While some IoT devices can enroll via SCEP and EST, Keyfactor handles certificate enrollment key generation utilizing an orchestrator framework built into the firmware of your devices. Unique enrollments on IoT are set up depending on the hardware capability and requirements needed.

Keyfactor also uses client-side certificate authentication for initial device authentication. This means there will be a private key in the device that stays in the device with a mathematically generated and related public key that can be used for exchange.

This enables mutual authentication where both the client and the server or two devices can authenticate to each other, following security and IoT best practices.

 

What does “offline” mean, and what is the reason for an offline root?

Offline means offline—never to have touched a network at any point in time of its existence. There are no varying degrees of offline.

The reason for an offline root is so that root can never be compromised and there are no network path that can access it, completely isolating it from anything that can bring it in harm’s way.

An offline root, however, does create an operational burden, so it’s all about hitting a balance that’s right for your organization when using them.

At the end of the day, a root CA is going to be under any scrutiny through an internal or external audit and needs to be completely offline, not touching a network at any point in time and manually moved over. And while this seems like a daunting process, looking into managed PKI services (think PKI-as-a-Service) is one of the most affordable, secure and efficient paths for both enterprises and IoT manufacturers to take.

 

What is the impact of a root CA expiration and what does it mean for an enterprise? A manufacturer?

Certs simply need to expire. It is a given in the same way that your driver’s license or passport expires.

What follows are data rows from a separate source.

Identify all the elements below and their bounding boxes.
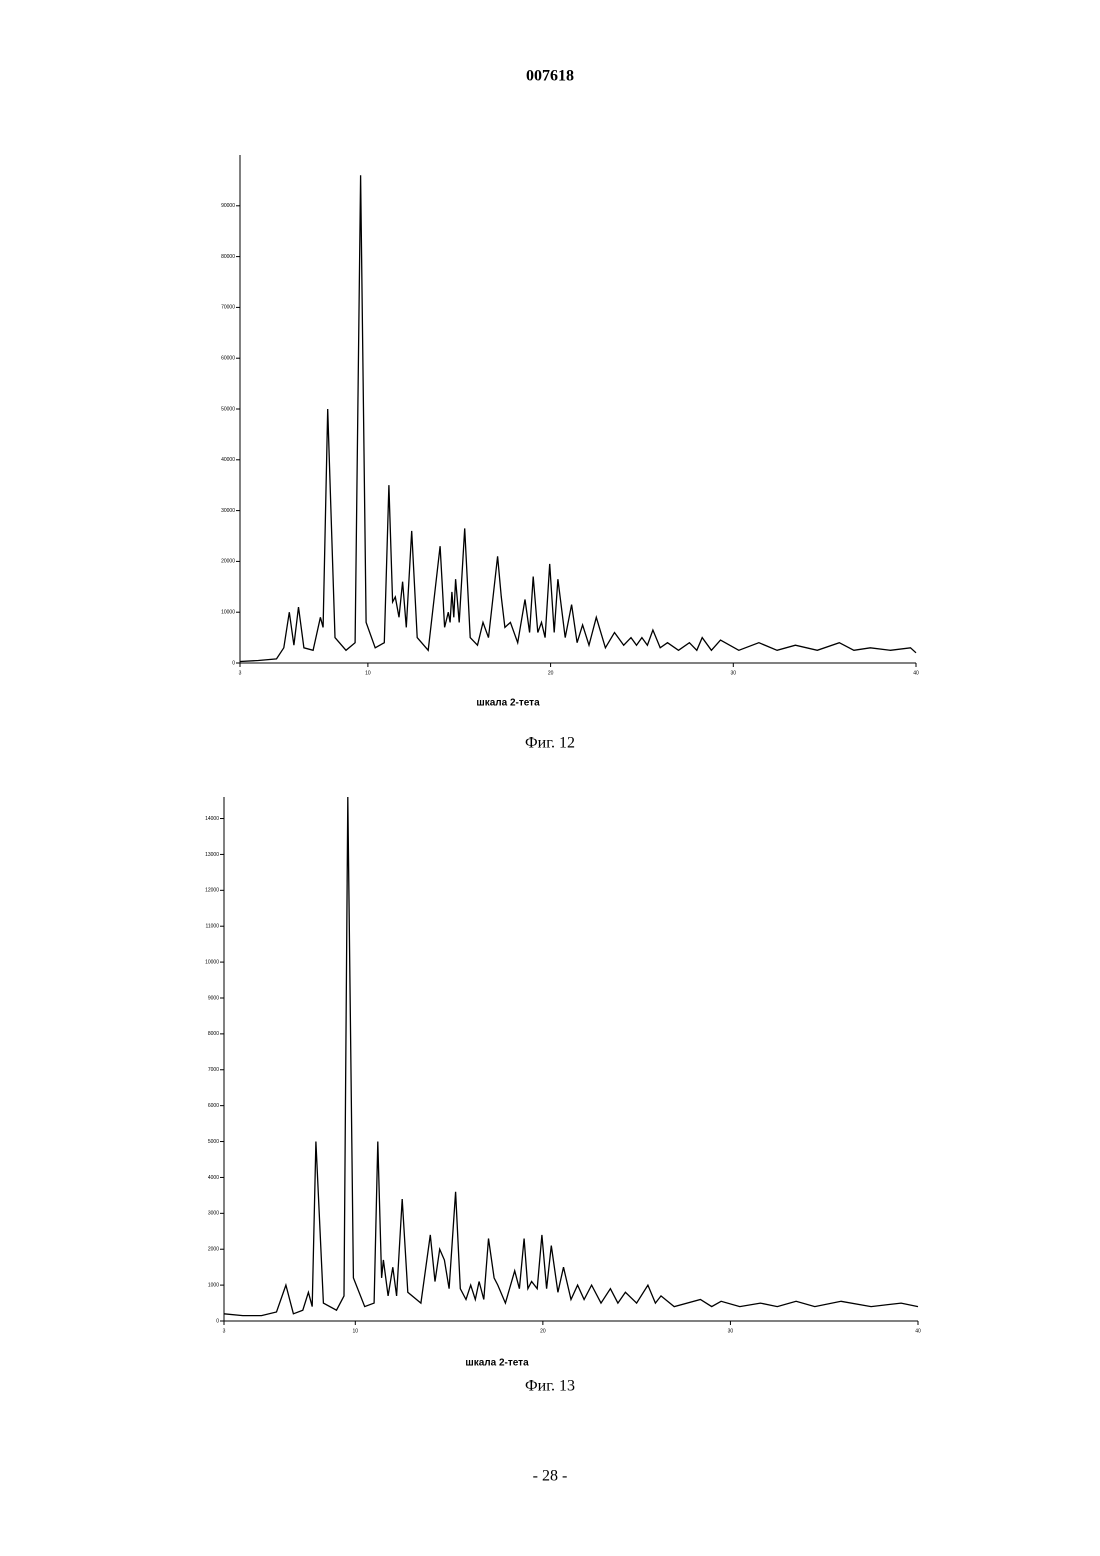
y-tick-label: 90000 xyxy=(221,203,235,209)
x-tick-label: 10 xyxy=(353,1328,359,1334)
y-tick-label: 70000 xyxy=(221,305,235,311)
page-header: 007618 xyxy=(526,68,574,85)
y-tick-label: 2000 xyxy=(208,1247,219,1253)
y-tick-label: 6000 xyxy=(208,1103,219,1109)
y-tick-label: 4000 xyxy=(208,1175,219,1181)
figure-caption: Фиг. 13 xyxy=(525,1378,575,1395)
y-tick-label: 20000 xyxy=(221,559,235,565)
data-line xyxy=(240,175,916,661)
page-number: - 28 - xyxy=(533,1468,568,1485)
x-tick-label: 20 xyxy=(540,1328,546,1334)
y-tick-label: 50000 xyxy=(221,406,235,412)
figure-caption: Фиг. 12 xyxy=(525,735,575,752)
x-tick-label: 3 xyxy=(223,1328,226,1334)
y-tick-label: 14000 xyxy=(205,816,219,822)
x-tick-label: 40 xyxy=(915,1328,921,1334)
x-tick-label: 3 xyxy=(239,670,242,676)
y-tick-label: 7000 xyxy=(208,1067,219,1073)
x-axis-label: шкала 2-тета xyxy=(465,1358,529,1369)
y-tick-label: 3000 xyxy=(208,1211,219,1217)
y-tick-label: 9000 xyxy=(208,995,219,1001)
y-tick-label: 1000 xyxy=(208,1282,219,1288)
y-tick-label: 13000 xyxy=(205,852,219,858)
x-tick-label: 10 xyxy=(365,670,371,676)
y-tick-label: 8000 xyxy=(208,1031,219,1037)
page: 007618 - 28 - 01000020000300004000050000… xyxy=(0,0,1100,1556)
y-tick-label: 5000 xyxy=(208,1139,219,1145)
x-tick-label: 40 xyxy=(913,670,919,676)
y-tick-label: 0 xyxy=(232,660,235,666)
data-line xyxy=(224,797,918,1316)
y-tick-label: 60000 xyxy=(221,356,235,362)
y-tick-label: 10000 xyxy=(221,610,235,616)
x-axis-label: шкала 2-тета xyxy=(476,698,540,709)
y-tick-label: 11000 xyxy=(205,924,219,930)
x-tick-label: 30 xyxy=(731,670,737,676)
x-tick-label: 30 xyxy=(728,1328,734,1334)
x-tick-label: 20 xyxy=(548,670,554,676)
y-tick-label: 10000 xyxy=(205,959,219,965)
y-tick-label: 40000 xyxy=(221,457,235,463)
y-tick-label: 12000 xyxy=(205,888,219,894)
y-tick-label: 80000 xyxy=(221,254,235,260)
y-tick-label: 30000 xyxy=(221,508,235,514)
y-tick-label: 0 xyxy=(216,1318,219,1324)
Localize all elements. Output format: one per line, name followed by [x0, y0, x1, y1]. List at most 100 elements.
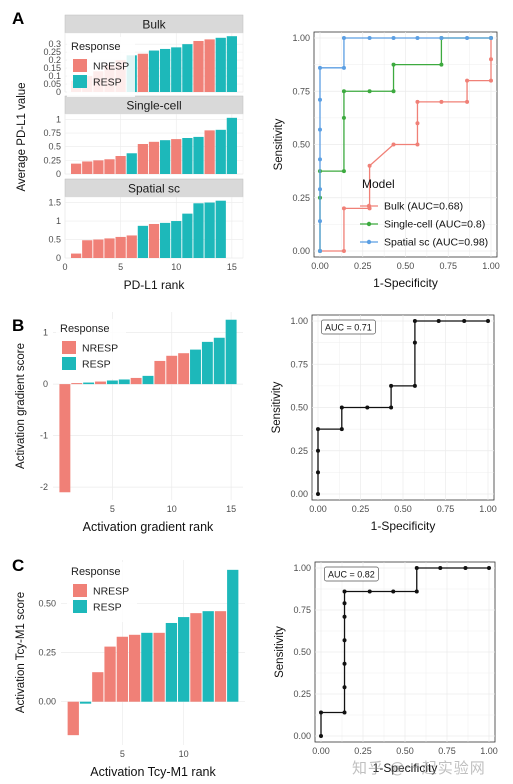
bar: [79, 701, 92, 704]
roc-point: [391, 142, 396, 147]
x-tick-label: 10: [167, 504, 177, 514]
roc-point: [389, 383, 394, 388]
roc-point: [486, 319, 490, 323]
bar: [137, 144, 148, 174]
roc-point: [439, 99, 444, 104]
roc-point: [367, 89, 372, 94]
legend-label-resp: RESP: [82, 359, 111, 371]
legend-response-C: Response NRESP RESP: [67, 562, 137, 622]
bar: [137, 53, 148, 92]
roc-point: [367, 36, 372, 40]
bar: [104, 238, 115, 258]
bar: [154, 360, 166, 385]
bar: [104, 646, 116, 702]
legend-title: Response: [71, 41, 121, 53]
B-roc-plot: 0.00 0.25 0.50 0.75 1.00 0.00 0.25 0.50 0.75 1.00…: [271, 314, 497, 533]
x-tick-label: 0.75: [438, 746, 456, 756]
bar: [153, 632, 165, 702]
bar: [215, 37, 226, 92]
bar: [215, 129, 226, 174]
bar: [137, 225, 148, 258]
roc-point: [365, 405, 370, 410]
roc-point: [412, 319, 417, 323]
roc-point: [389, 405, 394, 410]
roc-point: [341, 89, 346, 94]
y-tick-label: 0.25: [38, 648, 56, 658]
x-tick-label: 5: [120, 749, 125, 759]
y-axis-label: Activation gradient score: [15, 343, 27, 469]
panel-letter-C: C: [12, 556, 24, 575]
y-tick-label: 0.00: [293, 731, 311, 741]
legend-key-point: [366, 239, 372, 245]
y-tick-label: 0.25: [290, 446, 308, 456]
bar: [130, 377, 142, 385]
y-axis-label: Sensitivity: [271, 381, 283, 433]
x-tick-label: 0: [62, 262, 67, 272]
roc-point: [341, 249, 346, 253]
x-tick-label: 0.00: [309, 504, 327, 514]
roc-point: [436, 319, 441, 323]
roc-point: [318, 97, 322, 102]
bar: [71, 253, 82, 258]
x-tick-label: 15: [226, 504, 236, 514]
panel-letter-A: A: [12, 9, 24, 28]
x-tick-label: 1.00: [482, 261, 500, 271]
roc-point: [415, 121, 420, 126]
x-tick-label: 0.25: [352, 504, 370, 514]
legend-swatch-resp: [73, 75, 87, 88]
y-tick-label: 0.50: [292, 140, 310, 150]
y-tick-label: 0.25: [292, 193, 310, 203]
roc-point: [489, 36, 493, 40]
roc-point: [341, 65, 346, 70]
x-tick-label: 0.25: [354, 261, 372, 271]
roc-point: [465, 36, 470, 40]
roc-point: [318, 187, 322, 192]
auc-annotation-box: [324, 566, 379, 582]
x-tick-label: 0.00: [312, 746, 330, 756]
y-tick-label: 1.5: [48, 198, 61, 208]
roc-point: [342, 638, 347, 643]
bar: [202, 611, 214, 702]
roc-point: [341, 36, 346, 40]
roc-point: [318, 249, 322, 253]
roc-point: [342, 685, 347, 690]
facet-2: Spatial sc 0 0.5 1 1.5: [48, 178, 244, 263]
roc-point: [412, 383, 417, 388]
roc-point: [391, 62, 396, 67]
roc-point: [487, 566, 491, 570]
x-tick-label: 0.75: [439, 261, 457, 271]
legend-label-resp: RESP: [93, 602, 122, 614]
roc-point: [316, 492, 320, 496]
bar: [142, 375, 154, 385]
roc-point: [439, 62, 444, 67]
x-axis-label: 1-Specificity: [371, 519, 436, 533]
y-tick-label: 0.00: [292, 246, 310, 256]
legend-label: Spatial sc (AUC=0.98): [384, 237, 488, 249]
y-tick-label: 0.50: [38, 598, 56, 608]
bar: [182, 44, 193, 92]
legend-response-B: Response NRESP RESP: [56, 319, 126, 379]
y-tick-label: 0: [56, 87, 61, 97]
x-axis-label: PD-L1 rank: [124, 278, 186, 292]
roc-point: [318, 127, 322, 132]
bar: [204, 130, 215, 174]
roc-point: [367, 589, 372, 594]
legend-label-nresp: NRESP: [93, 61, 129, 73]
y-tick-label: 0.3: [48, 39, 61, 49]
roc-point: [463, 566, 468, 570]
bar: [82, 240, 93, 258]
y-tick-label: 1.00: [290, 316, 308, 326]
y-tick-label: 0.75: [290, 359, 308, 369]
x-tick-label: 0.50: [394, 504, 412, 514]
y-tick-label: 1.00: [293, 563, 311, 573]
bar: [182, 138, 193, 174]
facet-strip-label: Single-cell: [126, 99, 181, 113]
x-tick-label: 5: [118, 262, 123, 272]
bar: [104, 159, 115, 174]
bar: [204, 202, 215, 258]
bar: [226, 117, 237, 174]
legend-label: Bulk (AUC=0.68): [384, 201, 463, 213]
roc-point: [316, 448, 320, 453]
legend-swatch-nresp: [62, 341, 76, 354]
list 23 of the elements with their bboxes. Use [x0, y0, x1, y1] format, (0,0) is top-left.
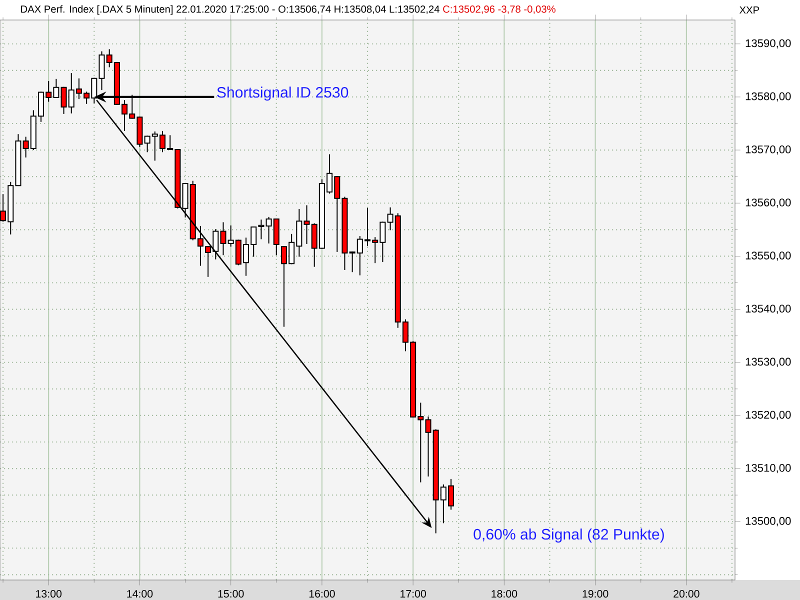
y-tick-label: 13540,00 [746, 304, 791, 314]
x-tick-label: 15:00 [218, 590, 244, 598]
x-tick-label: 18:00 [492, 590, 518, 598]
annotation: Shortsignal ID 2530 [217, 86, 348, 101]
x-tick-label: 13:00 [36, 590, 62, 598]
annotation: 0,60% ab Signal (82 Punkte) [474, 528, 664, 543]
y-tick-label: 13520,00 [746, 410, 791, 420]
text: XXP [740, 6, 760, 14]
x-tick-label: 17:00 [400, 590, 426, 598]
y-tick-label: 13590,00 [746, 39, 791, 48]
y-tick-label: 13560,00 [746, 198, 791, 208]
x-tick-label: 14:00 [127, 590, 153, 598]
x-tick-label: 16:00 [309, 590, 335, 598]
chart-title: DAX Perf. Index [.DAX 5 Minuten] 22.01.2020 17:25:00 - O:13506,74 H:13508,04 L:13502,24 [21, 5, 440, 15]
chart-subtitle: C:13502,96 -3,78 -0,03% [443, 6, 556, 14]
y-tick-label: 13510,00 [746, 464, 791, 474]
y-tick-label: 13570,00 [746, 145, 791, 155]
y-tick-label: 13550,00 [746, 252, 791, 261]
y-tick-label: 13580,00 [746, 92, 791, 102]
x-tick-label: 19:00 [582, 590, 608, 598]
y-tick-label: 13500,00 [746, 517, 791, 526]
x-tick-label: 20:00 [674, 590, 700, 598]
y-tick-label: 13530,00 [746, 358, 791, 367]
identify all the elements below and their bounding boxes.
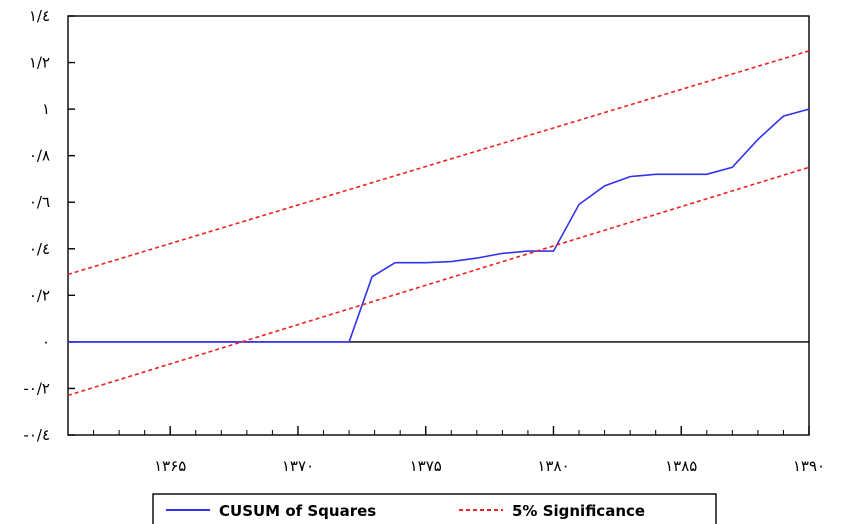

The verification expires after some time and must be proven again to showcase continual trust and validity that what you are trying to access is what you should be accessing.

And that that trust is built into the fabric of why PKI works.

When a root CA expires, it essentially forces either reissuance of that root CA or rekeying of that root CA, and either way, you’re going to have to reissue the trust of that new crypto key material to the devices that essentially chain up to it.

In order to do that, you need to be able to distribute those new certificates or rekeyed certificates to those devices that are impacted.

From the enterprise side of the house, there’s a number of different ways that that can be done, depending on what your enterprise looks like. But at the end of the day, if you do not do it efficiently and effectively, you will have some form of an outage or an impact.

Now, when it comes to IoT, pick anything that’s connected, like insulin pumps that are made by a manufacturer and then just go out to people all over the world. Or vehicles, or anything that is intentionally built to be connected to the internet and then goes off and kind of runs and lives its life.

It can be a major warranty cost to your company if you have to go and physically touch each of these things one at a time with a secure way to access that code and update the private key on it. With a strategic approach, you can create identities, and then update them, and keep them fresh over the lifetime of them at scale.